JACKSONVILLE, Ark. (KTHV) -- A local business started a wave of giving that saved Jacksonville’s animal shelter from having to put down cats and dogs.

Eric Hodson and the staff members at his insurance agency delivered a check for $500 Wednesday after a Facebook campaign that spread philanthropy throughout the city.


“They fill a great need in our community,” Hodson said of animal shelters. “But this one really needs help right now, so that’s why we focused on this one.”

When one of his employees told him last week that the shelter was one the verge of euthanizing dogs due to lack of space, he challenged the people who read his office’s Facebook page: for every “like” you give us, we will donate $1, up to $500. The post spread quickly, and the goal was reached in a matter of hours.

Hedy Wuelling, a supervisor in the city’s animal control department, was very appreciative as she received the check.

“To make sure every animal here gets what they need, you rely on money, and that means you rely on donations,” she mentioned.

But the money Hodson and his staff gave Wednesday was just a small part of the community’s response.

“We had some copycats,” he stated. “Pun intended, you know!”

Phillip, Carlisle, Carlisle & Guthrie Wealth Management and Woodland Bakery in Sherwood also started fundraisers for the shelter. The financial services firm donated another $500, and the bakery raised more than $800.

“And it just snowballed,” Hodson said. “And it really brought a good awareness and it gave us an opportunity to get the word out to the community.”

With the businesses’ posts shared hundreds of times on Facebook, tens of thousands of people heard about the shelter’s dire need for money and adoptive families. Wuelling said they combined to donate nearly $6,000 to the animal shelter in the last seven days.

“A big impact,” she said. “It’s something we’ve been wanting for years, the support, financial support. In no time, it was, like, sky high.”

The donations help cover veterinary costs to keep the animals healthy, and let the shelter offer free adoptions. The shelter cannot adopt out animals who are unhealthy, so it pays for treatment if prospective owners are willing to take the animals in. Wuelling said the shelter’s medical expenses can reach $9,000 per month. Nearly every animal the animal shelter takes finds a new home, but that was not the case in the recent past.

“Years ago,” Wuelling recalled, “it was like 600 dogs a year. It was years ago. And last year, we only euthanized—over a whole year—four dogs.” (She added that two of those dogs had severe health issues, while the other two were violent.)

The dogs in the shelter had a few visitors Wednesday afternoon, one of whom picked out a puppy to adopt. The dog will be happy and the owner will be happy, but the shelter’s supervisor was elated.

“The outcome,” she said, “from a week ago, with the (Facebook) post that we were about to euthanize. Yes, amazing.”

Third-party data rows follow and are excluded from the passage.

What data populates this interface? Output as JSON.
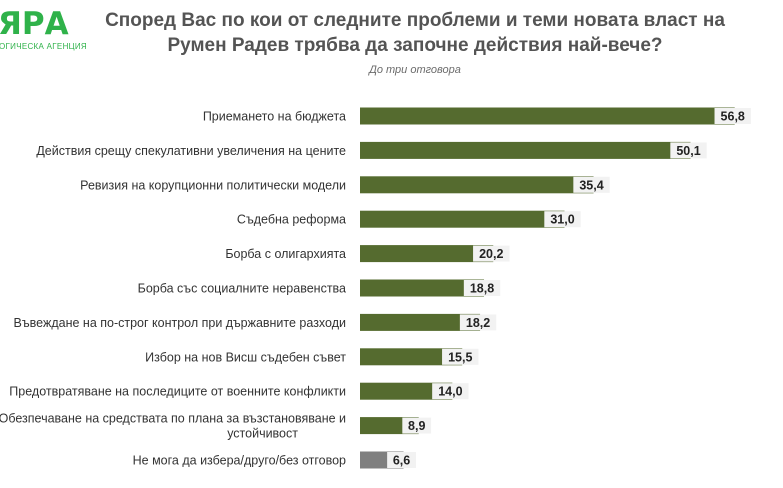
{
  "logo": {
    "mark": "ЯРА",
    "subtitle": "ОГИЧЕСКА АГЕНЦИЯ"
  },
  "colors": {
    "accent": "#556b2f",
    "other": "#7f7f7f",
    "value_box": "#f2f2f2",
    "logo": "#2fb24a"
  },
  "chart_data": {
    "type": "bar",
    "orientation": "horizontal",
    "title_lines": [
      "Според Вас по кои от следните проблеми и теми новата власт на",
      "Румен Радев трябва да започне действия най-вече?"
    ],
    "subtitle": "До три отговора",
    "categories": [
      [
        "Приемането на бюджета"
      ],
      [
        "Действия срещу спекулативни увеличения на цените"
      ],
      [
        "Ревизия на корупционни политически модели"
      ],
      [
        "Съдебна реформа"
      ],
      [
        "Борба с олигархията"
      ],
      [
        "Борба със социалните неравенства"
      ],
      [
        "Въвеждане на по-строг контрол при държавните разходи"
      ],
      [
        "Избор на нов Висш съдебен съвет"
      ],
      [
        "Предотвратяване на последиците от военните конфликти"
      ],
      [
        "Обезпечаване на средствата по плана за възстановяване и",
        "устойчивост"
      ],
      [
        "Не мога да избера/друго/без отговор"
      ]
    ],
    "values": [
      56.8,
      50.1,
      35.4,
      31.0,
      20.2,
      18.8,
      18.2,
      15.5,
      14.0,
      8.9,
      6.6
    ],
    "value_labels": [
      "56,8",
      "50,1",
      "35,4",
      "31,0",
      "20,2",
      "18,8",
      "18,2",
      "15,5",
      "14,0",
      "8,9",
      "6,6"
    ],
    "highlight": [
      false,
      false,
      false,
      false,
      false,
      false,
      false,
      false,
      false,
      false,
      true
    ],
    "xlim": [
      0,
      57.6
    ],
    "grid": false,
    "legend": "none"
  }
}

Wuelling said Hodson’s agency was the first to turn Facebook likes into donations for the animal shelter.

“I think it’s the age we live in, with the technology,” Hodson said, to explain why the task was so successful. “And one click here, one share there, and it can really snowball. We’ll definitely do something like this again. It may be this organization, or something similar. But it just shows you the power of what’s important to people, and what people care about, and how you can directly impact charities in our local area.”